Allogeneic Therapy Segment is Expected to Rise Significantly due to Increasing Popularity of Stem Cell Banking

Allogeneic therapy segment has emerged as the dominant force in the stem cell therapy market, commanding a substantial market share of 59.14% in 2022. This remarkable growth can be attributed to several key factors. Firstly, allogeneic therapies often come with higher pricing, contributing significantly to revenue generation. Moreover, the increasing popularity of stem cell banking, which involves collecting and storing allogeneic stem cells for potential future use, has driven demand for these therapies.

The market in North America has firmly established its dominance in the stem cell therapy market, commanding the largest revenue share at 44.56% in 2022. One key driver is the presence of innovative companies and major regional market players.

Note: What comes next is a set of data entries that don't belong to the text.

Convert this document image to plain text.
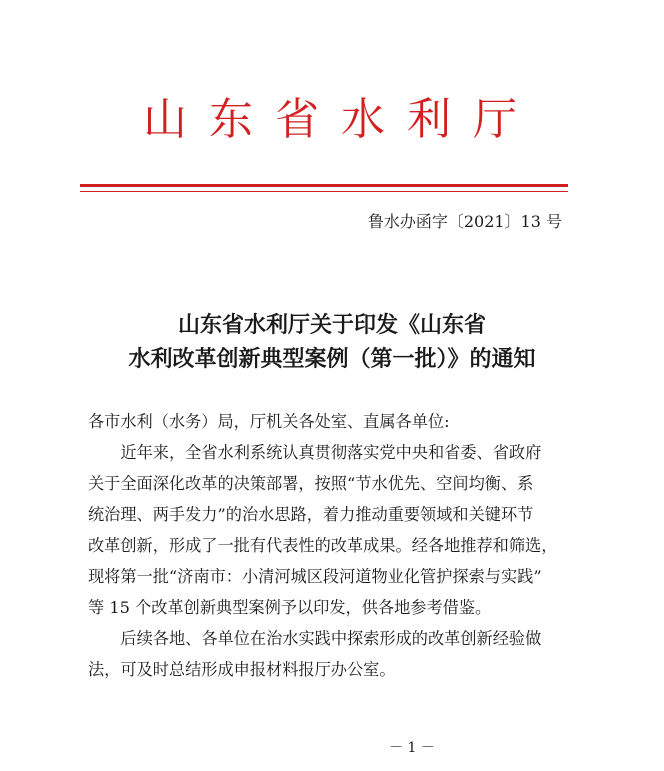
山东省水利厅
鲁水办函字〔2021〕13 号
山东省水利厅关于印发《山东省
水利改革创新典型案例（第一批）》的通知
各市水利（水务）局，厅机关各处室、直属各单位:
近年来，全省水利系统认真贯彻落实党中央和省委、省政府
关于全面深化改革的决策部署，按照“节水优先、空间均衡、系
统治理、两手发力”的治水思路，着力推动重要领域和关键环节
改革创新，形成了一批有代表性的改革成果。经各地推荐和筛选，
现将第一批“济南市：小清河城区段河道物业化管护探索与实践”
等 15 个改革创新典型案例予以印发，供各地参考借鉴。
后续各地、各单位在治水实践中探索形成的改革创新经验做
法，可及时总结形成申报材料报厅办公室。
－ 1 －
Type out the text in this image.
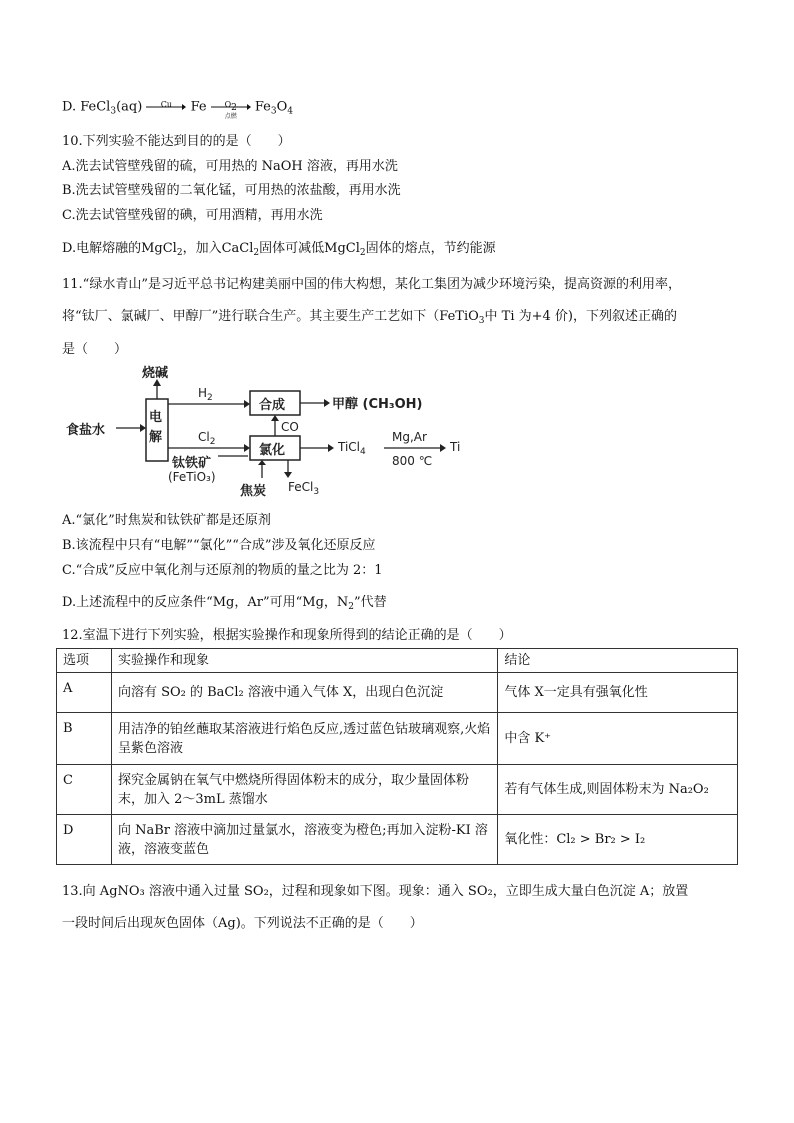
D. FeCl$_3$(aq)	Cu	Fe	$O_2$
点燃
$Fe_3O_4$
10.下列实验不能达到目的的是（　　）
A.洗去试管壁残留的硫，可用热的 NaOH 溶液，再用水洗
B.洗去试管壁残留的二氧化锰，可用热的浓盐酸，再用水洗
C.洗去试管壁残留的碘，可用酒精，再用水洗
D.电解熔融的MgCl$_2$，加入CaCl$_2$固体可减低MgCl$_2$固体的熔点，节约能源
11.“绿水青山”是习近平总书记构建美丽中国的伟大构想，某化工集团为减少环境污染，提高资源的利用率，
将“钛厂、氯碱厂、甲醇厂”进行联合生产。其主要生产工艺如下（FeTiO$_3$中 Ti 为+4 价)，下列叙述正确的
是（　　）
烧碱
食盐水
电
解
$H_2$
$Cl_2$
合成	甲醇 (CH₃OH)
CO
氯化
钛铁矿
(FeTiO₃)
焦炭 FeCl$_3$
TiCl$_4$
Mg,Ar
800 ℃
Ti
A.“氯化”时焦炭和钛铁矿都是还原剂
B.该流程中只有“电解”“氯化”“合成”涉及氧化还原反应
C.“合成”反应中氧化剂与还原剂的物质的量之比为 2：1
D.上述流程中的反应条件“Mg，Ar”可用“Mg，$N_2$”代替
12.室温下进行下列实验，根据实验操作和现象所得到的结论正确的是（　　）
选项	实验操作和现象	结论
A	向溶有 SO₂ 的 BaCl₂ 溶液中通入气体 X，出现白色沉淀	气体 X一定具有强氧化性
B	用洁净的铂丝蘸取某溶液进行焰色反应,透过蓝色钴玻璃观察,火焰呈紫色溶液	中含 K⁺
C	探究金属钠在氧气中燃烧所得固体粉末的成分，取少量固体粉末，加入 2～3mL 蒸馏水	若有气体生成,则固体粉末为 Na₂O₂
D	向 NaBr 溶液中滴加过量氯水，溶液变为橙色;再加入淀粉-KI 溶液，溶液变蓝色	氧化性：Cl₂ > Br₂ > I₂
13.向 AgNO₃ 溶液中通入过量 SO₂，过程和现象如下图。现象：通入 SO₂，立即生成大量白色沉淀 A；放置
一段时间后出现灰色固体（Ag)。下列说法不正确的是（　　）
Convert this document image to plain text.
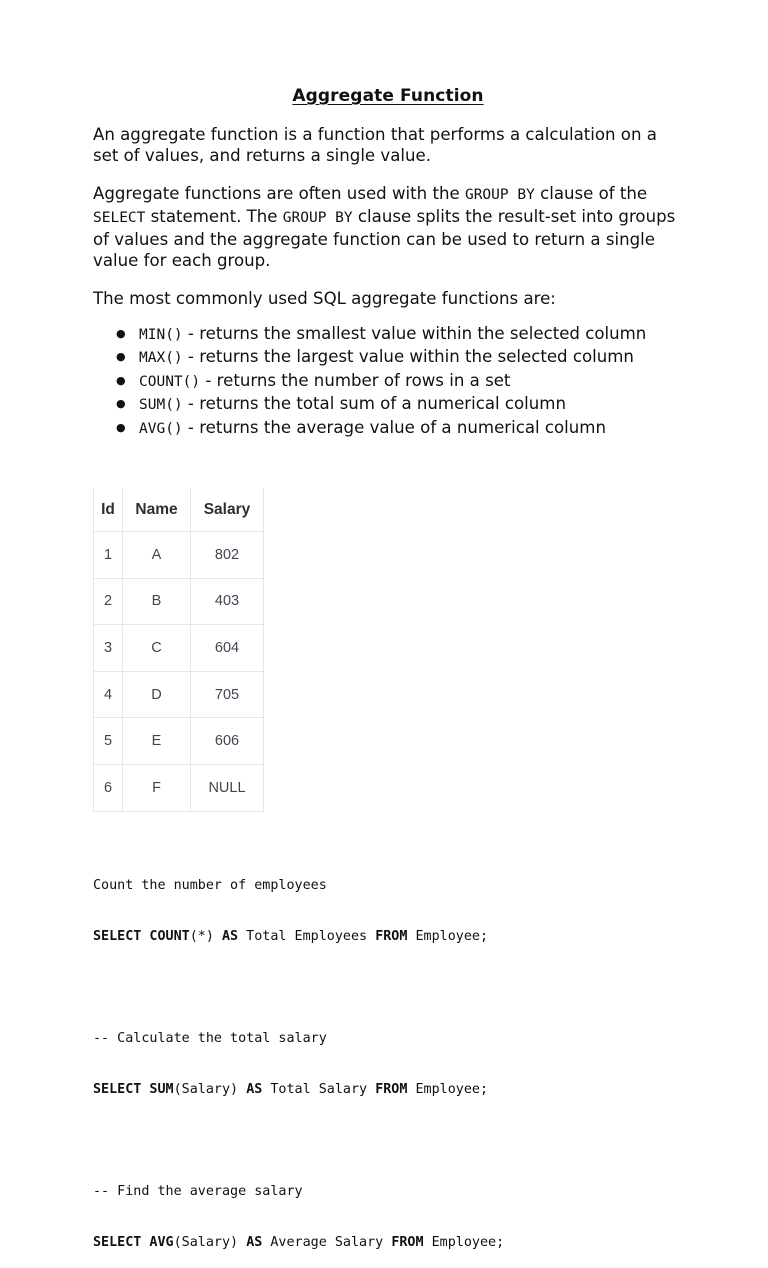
Aggregate Function

An aggregate function is a function that performs a calculation on a set of values, and returns a single value.

Aggregate functions are often used with the GROUP BY clause of the SELECT statement. The GROUP BY clause splits the result-set into groups of values and the aggregate function can be used to return a single value for each group.

The most commonly used SQL aggregate functions are:

● MIN() - returns the smallest value within the selected column
● MAX() - returns the largest value within the selected column
● COUNT() - returns the number of rows in a set
● SUM() - returns the total sum of a numerical column
● AVG() - returns the average value of a numerical column
Id	Name	Salary
1	A	802
2	B	403
3	C	604
4	D	705
5	E	606
6	F	NULL

Count the number of employees

SELECT COUNT(*) AS Total Employees FROM Employee;

-- Calculate the total salary

SELECT SUM(Salary) AS Total Salary FROM Employee;

-- Find the average salary

SELECT AVG(Salary) AS Average Salary FROM Employee;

North America is home to a robust and dynamic biotechnology and pharmaceutical industry, fostering stem cell therapy product development, production, and commercialization.

Autologous Therapy Segment is Expected to Dominate Market Due to Lower Risk of Complications

Autologous therapy segment is poised to experience significant growth over the forecast period, and several key factors contribute to this trajectory in the stem cell therapy market. One primary driver is the lower risk of complications associated with autologous treatments, as these therapies utilize a patient's stem cells, minimizing the chances of immune rejection or adverse reactions. Additionally, autologous therapies are often more affordable and accessible for patients, making them attractive.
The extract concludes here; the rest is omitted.